To improve the current scenario, electrical engineers at Duke University have successfully developed a fully print-in-place technique for electronics that is gentle enough to work on delicate surfaces such as paper and human skin. Through this advancement, the engineers hope that this technology can be implemented for embedded electronic tattoos and biosensor-based bandages for medical patients.

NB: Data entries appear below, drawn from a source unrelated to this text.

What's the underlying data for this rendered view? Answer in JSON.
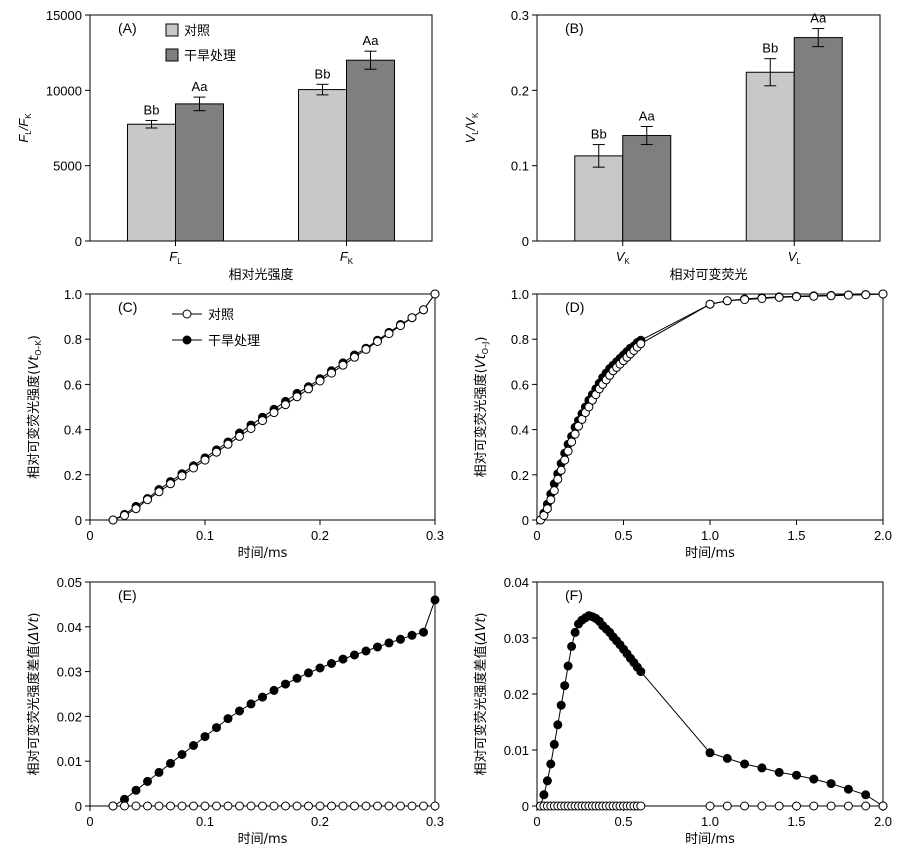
{
  "chart_data": [
    {
      "panel": "(A)",
      "type": "bar",
      "categories": [
        "F",
        "F"
      ],
      "category_subscripts": [
        "L",
        "K"
      ],
      "xlabel": "相对光强度",
      "ylabel": "F",
      "ylabel_sub1": "L",
      "ylabel_sep": "/F",
      "ylabel_sub2": "K",
      "ylim": [
        0,
        15000
      ],
      "yticks": [
        "0",
        "5000",
        "10000",
        "15000"
      ],
      "legend": "top-left",
      "series": [
        {
          "name": "对照",
          "color": "#c8c8c8",
          "values": [
            7750,
            10050
          ],
          "errors": [
            250,
            350
          ],
          "labels": [
            "Bb",
            "Bb"
          ]
        },
        {
          "name": "干旱处理",
          "color": "#7f7f7f",
          "values": [
            9100,
            12000
          ],
          "errors": [
            450,
            600
          ],
          "labels": [
            "Aa",
            "Aa"
          ]
        }
      ]
    },
    {
      "panel": "(B)",
      "type": "bar",
      "categories": [
        "V",
        "V"
      ],
      "category_subscripts": [
        "K",
        "L"
      ],
      "xlabel": "相对可变荧光",
      "ylabel": "V",
      "ylabel_sub1": "L",
      "ylabel_sep": "/V",
      "ylabel_sub2": "K",
      "ylim": [
        0,
        0.3
      ],
      "yticks": [
        "0",
        "0.1",
        "0.2",
        "0.3"
      ],
      "series": [
        {
          "name": "对照",
          "color": "#c8c8c8",
          "values": [
            0.113,
            0.224
          ],
          "errors": [
            0.015,
            0.018
          ],
          "labels": [
            "Bb",
            "Bb"
          ]
        },
        {
          "name": "干旱处理",
          "color": "#7f7f7f",
          "values": [
            0.14,
            0.27
          ],
          "errors": [
            0.012,
            0.012
          ],
          "labels": [
            "Aa",
            "Aa"
          ]
        }
      ]
    },
    {
      "panel": "(C)",
      "type": "line",
      "xlabel": "时间/ms",
      "ylabel": "相对可变荧光强度(",
      "ylabel_var": "Vt",
      "ylabel_sub": "O–K",
      "ylabel_end": ")",
      "xlim": [
        0,
        0.3
      ],
      "ylim": [
        0,
        1.0
      ],
      "xticks": [
        "0",
        "0.1",
        "0.2",
        "0.3"
      ],
      "yticks": [
        "0",
        "0.2",
        "0.4",
        "0.6",
        "0.8",
        "1.0"
      ],
      "legend": "top-left",
      "series": [
        {
          "name": "对照",
          "marker": "open",
          "x": [
            0.02,
            0.03,
            0.04,
            0.05,
            0.06,
            0.07,
            0.08,
            0.09,
            0.1,
            0.11,
            0.12,
            0.13,
            0.14,
            0.15,
            0.16,
            0.17,
            0.18,
            0.19,
            0.2,
            0.21,
            0.22,
            0.23,
            0.24,
            0.25,
            0.26,
            0.27,
            0.28,
            0.29,
            0.3
          ],
          "y": [
            0,
            0.02,
            0.05,
            0.09,
            0.125,
            0.16,
            0.195,
            0.23,
            0.265,
            0.3,
            0.335,
            0.37,
            0.405,
            0.44,
            0.475,
            0.51,
            0.545,
            0.58,
            0.615,
            0.65,
            0.685,
            0.72,
            0.755,
            0.79,
            0.825,
            0.86,
            0.895,
            0.93,
            1.0
          ]
        },
        {
          "name": "干旱处理",
          "marker": "filled",
          "x": [
            0.02,
            0.03,
            0.04,
            0.05,
            0.06,
            0.07,
            0.08,
            0.09,
            0.1,
            0.11,
            0.12,
            0.13,
            0.14,
            0.15,
            0.16,
            0.17,
            0.18,
            0.19,
            0.2,
            0.21,
            0.22,
            0.23,
            0.24,
            0.25,
            0.26,
            0.27,
            0.28,
            0.29,
            0.3
          ],
          "y": [
            0,
            0.025,
            0.06,
            0.095,
            0.135,
            0.17,
            0.205,
            0.24,
            0.275,
            0.31,
            0.345,
            0.385,
            0.42,
            0.455,
            0.49,
            0.525,
            0.56,
            0.59,
            0.625,
            0.66,
            0.695,
            0.73,
            0.76,
            0.795,
            0.83,
            0.865,
            0.895,
            0.93,
            1.0
          ]
        }
      ]
    },
    {
      "panel": "(D)",
      "type": "line",
      "xlabel": "时间/ms",
      "ylabel": "相对可变荧光强度(",
      "ylabel_var": "Vt",
      "ylabel_sub": "O–J",
      "ylabel_end": ")",
      "xlim": [
        0,
        2.0
      ],
      "ylim": [
        0,
        1.0
      ],
      "xticks": [
        "0",
        "0.5",
        "1.0",
        "1.5",
        "2.0"
      ],
      "yticks": [
        "0",
        "0.2",
        "0.4",
        "0.6",
        "0.8",
        "1.0"
      ],
      "series": [
        {
          "name": "对照",
          "marker": "open",
          "x": [
            0.02,
            0.04,
            0.06,
            0.08,
            0.1,
            0.12,
            0.14,
            0.16,
            0.18,
            0.2,
            0.22,
            0.24,
            0.26,
            0.28,
            0.3,
            0.32,
            0.34,
            0.36,
            0.38,
            0.4,
            0.42,
            0.44,
            0.46,
            0.48,
            0.5,
            0.52,
            0.54,
            0.56,
            0.58,
            0.6,
            1.0,
            1.1,
            1.2,
            1.3,
            1.4,
            1.5,
            1.6,
            1.7,
            1.8,
            1.9,
            2.0
          ],
          "y": [
            0.0,
            0.02,
            0.05,
            0.09,
            0.13,
            0.18,
            0.22,
            0.265,
            0.305,
            0.345,
            0.38,
            0.415,
            0.445,
            0.475,
            0.5,
            0.53,
            0.555,
            0.58,
            0.6,
            0.62,
            0.64,
            0.66,
            0.675,
            0.69,
            0.705,
            0.72,
            0.735,
            0.75,
            0.765,
            0.78,
            0.955,
            0.97,
            0.975,
            0.98,
            0.985,
            0.988,
            0.99,
            0.992,
            0.995,
            0.997,
            1.0
          ]
        },
        {
          "name": "干旱处理",
          "marker": "filled",
          "x": [
            0.02,
            0.04,
            0.06,
            0.08,
            0.1,
            0.12,
            0.14,
            0.16,
            0.18,
            0.2,
            0.22,
            0.24,
            0.26,
            0.28,
            0.3,
            0.32,
            0.34,
            0.36,
            0.38,
            0.4,
            0.42,
            0.44,
            0.46,
            0.48,
            0.5,
            0.52,
            0.54,
            0.56,
            0.58,
            0.6,
            1.0,
            1.1,
            1.2,
            1.3,
            1.4,
            1.5,
            1.6,
            1.7,
            1.8,
            1.9,
            2.0
          ],
          "y": [
            0.0,
            0.03,
            0.07,
            0.115,
            0.16,
            0.205,
            0.25,
            0.295,
            0.335,
            0.37,
            0.41,
            0.44,
            0.47,
            0.5,
            0.53,
            0.555,
            0.58,
            0.605,
            0.63,
            0.65,
            0.67,
            0.685,
            0.7,
            0.715,
            0.73,
            0.745,
            0.76,
            0.77,
            0.785,
            0.795,
            0.955,
            0.97,
            0.978,
            0.983,
            0.987,
            0.99,
            0.992,
            0.994,
            0.996,
            0.998,
            1.0
          ]
        }
      ]
    },
    {
      "panel": "(E)",
      "type": "line",
      "xlabel": "时间/ms",
      "ylabel": "相对可变荧光强度差值(",
      "ylabel_var": "ΔVt",
      "ylabel_end": ")",
      "xlim": [
        0,
        0.3
      ],
      "ylim": [
        0,
        0.05
      ],
      "xticks": [
        "0",
        "0.1",
        "0.2",
        "0.3"
      ],
      "yticks": [
        "0",
        "0.01",
        "0.02",
        "0.03",
        "0.04",
        "0.05"
      ],
      "series": [
        {
          "name": "对照",
          "marker": "open",
          "x": [
            0.02,
            0.03,
            0.04,
            0.05,
            0.06,
            0.07,
            0.08,
            0.09,
            0.1,
            0.11,
            0.12,
            0.13,
            0.14,
            0.15,
            0.16,
            0.17,
            0.18,
            0.19,
            0.2,
            0.21,
            0.22,
            0.23,
            0.24,
            0.25,
            0.26,
            0.27,
            0.28,
            0.29,
            0.3
          ],
          "y": [
            0,
            0,
            0,
            0,
            0,
            0,
            0,
            0,
            0,
            0,
            0,
            0,
            0,
            0,
            0,
            0,
            0,
            0,
            0,
            0,
            0,
            0,
            0,
            0,
            0,
            0,
            0,
            0,
            0
          ]
        },
        {
          "name": "干旱处理",
          "marker": "filled",
          "x": [
            0.02,
            0.03,
            0.04,
            0.05,
            0.06,
            0.07,
            0.08,
            0.09,
            0.1,
            0.11,
            0.12,
            0.13,
            0.14,
            0.15,
            0.16,
            0.17,
            0.18,
            0.19,
            0.2,
            0.21,
            0.22,
            0.23,
            0.24,
            0.25,
            0.26,
            0.27,
            0.28,
            0.29,
            0.3
          ],
          "y": [
            0,
            0.0015,
            0.0035,
            0.0055,
            0.0075,
            0.0095,
            0.0115,
            0.0135,
            0.0155,
            0.0175,
            0.0195,
            0.0212,
            0.0228,
            0.0243,
            0.0258,
            0.0272,
            0.0285,
            0.0297,
            0.0308,
            0.0318,
            0.0328,
            0.0337,
            0.0346,
            0.0355,
            0.0364,
            0.0372,
            0.0381,
            0.0388,
            0.046
          ]
        }
      ]
    },
    {
      "panel": "(F)",
      "type": "line",
      "xlabel": "时间/ms",
      "ylabel": "相对可变荧光强度差值(",
      "ylabel_var": "ΔVt",
      "ylabel_end": ")",
      "xlim": [
        0,
        2.0
      ],
      "ylim": [
        0,
        0.04
      ],
      "xticks": [
        "0",
        "0.5",
        "1.0",
        "1.5",
        "2.0"
      ],
      "yticks": [
        "0",
        "0.01",
        "0.02",
        "0.03",
        "0.04"
      ],
      "series": [
        {
          "name": "对照",
          "marker": "open",
          "x": [
            0.02,
            0.04,
            0.06,
            0.08,
            0.1,
            0.12,
            0.14,
            0.16,
            0.18,
            0.2,
            0.22,
            0.24,
            0.26,
            0.28,
            0.3,
            0.32,
            0.34,
            0.36,
            0.38,
            0.4,
            0.42,
            0.44,
            0.46,
            0.48,
            0.5,
            0.52,
            0.54,
            0.56,
            0.58,
            0.6,
            1.0,
            1.1,
            1.2,
            1.3,
            1.4,
            1.5,
            1.6,
            1.7,
            1.8,
            1.9,
            2.0
          ],
          "y": [
            0,
            0,
            0,
            0,
            0,
            0,
            0,
            0,
            0,
            0,
            0,
            0,
            0,
            0,
            0,
            0,
            0,
            0,
            0,
            0,
            0,
            0,
            0,
            0,
            0,
            0,
            0,
            0,
            0,
            0,
            0,
            0,
            0,
            0,
            0,
            0,
            0,
            0,
            0,
            0,
            0
          ]
        },
        {
          "name": "干旱处理",
          "marker": "filled",
          "x": [
            0.02,
            0.04,
            0.06,
            0.08,
            0.1,
            0.12,
            0.14,
            0.16,
            0.18,
            0.2,
            0.22,
            0.24,
            0.26,
            0.28,
            0.3,
            0.32,
            0.34,
            0.36,
            0.38,
            0.4,
            0.42,
            0.44,
            0.46,
            0.48,
            0.5,
            0.52,
            0.54,
            0.56,
            0.58,
            0.6,
            1.0,
            1.1,
            1.2,
            1.3,
            1.4,
            1.5,
            1.6,
            1.7,
            1.8,
            1.9,
            2.0
          ],
          "y": [
            0,
            0.002,
            0.0045,
            0.0075,
            0.011,
            0.0145,
            0.018,
            0.0215,
            0.025,
            0.0285,
            0.031,
            0.0325,
            0.0332,
            0.0336,
            0.034,
            0.0338,
            0.0335,
            0.033,
            0.0322,
            0.0316,
            0.031,
            0.0302,
            0.0295,
            0.0288,
            0.028,
            0.0272,
            0.0264,
            0.0256,
            0.0248,
            0.024,
            0.0095,
            0.0085,
            0.0075,
            0.0068,
            0.006,
            0.0055,
            0.0048,
            0.004,
            0.003,
            0.002,
            0.0
          ]
        }
      ]
    }
  ]
}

“Over the years there have been a slew of research papers promising these kinds of ‘fully printed electronics,’ but the reality is that the process actually involves taking the sample out multiple times to bake it, wash it or spin-coat materials onto it.” said Aaron Franklin, Associate Professor of Electrical and Computer Engineering, Duke University Franklin. “Ours is the first where the reality matches the public perception.”
Previous flexible design
Earlier devised electronic tattoos were thin, flexible patches of rubber that contained flexible electrical components. The thin film stuck to skin much like a temporary tattoo and was effective in monitoring heart and brain. However, they’re not suited enough for direct surface modification by adding custom electronics.
Newer procesing method
To develop the electronic tattoo, first, a novel ink was created that contained silver nanowires for printing onto any substrate at low temperatures with an aerosol printer. It produced a thin film that maintained its conductivity without any further processing. After being printed, the ink was dried for it to retain its high electrical performance (even after undergoing bending strain several times).
This print-in-place requires fewer steps and despite the need for each layer to dry completely to avoid mixing of materials, the overall procedure can be completed at a low processing temperature.
“For direct or additive printing to ever really be useful, you’re going to need to be able to print the entirety of whatever you’re printing in one step,” said Franklin. “Some of the more exotic applications include intimately connected electronic tattoos that could be used for biological tagging or unique detection mechanisms, rapid prototyping for on-the-fly custom electronics, and paper-based diagnostics that could be integrated readily into customized bandages.”
Can be used for prototyping
According to the developers, this printing method has the potential to be used for rapid prototyping or situations where one size doesn’t fit all.
“Think about creating bespoke bandages that contain electronics like biosensors, where a nurse could just walk over to a work station and punch in what features were needed for a specific patient,” said Franklin. “This is the type of print-on-demand capability that could help drive that.”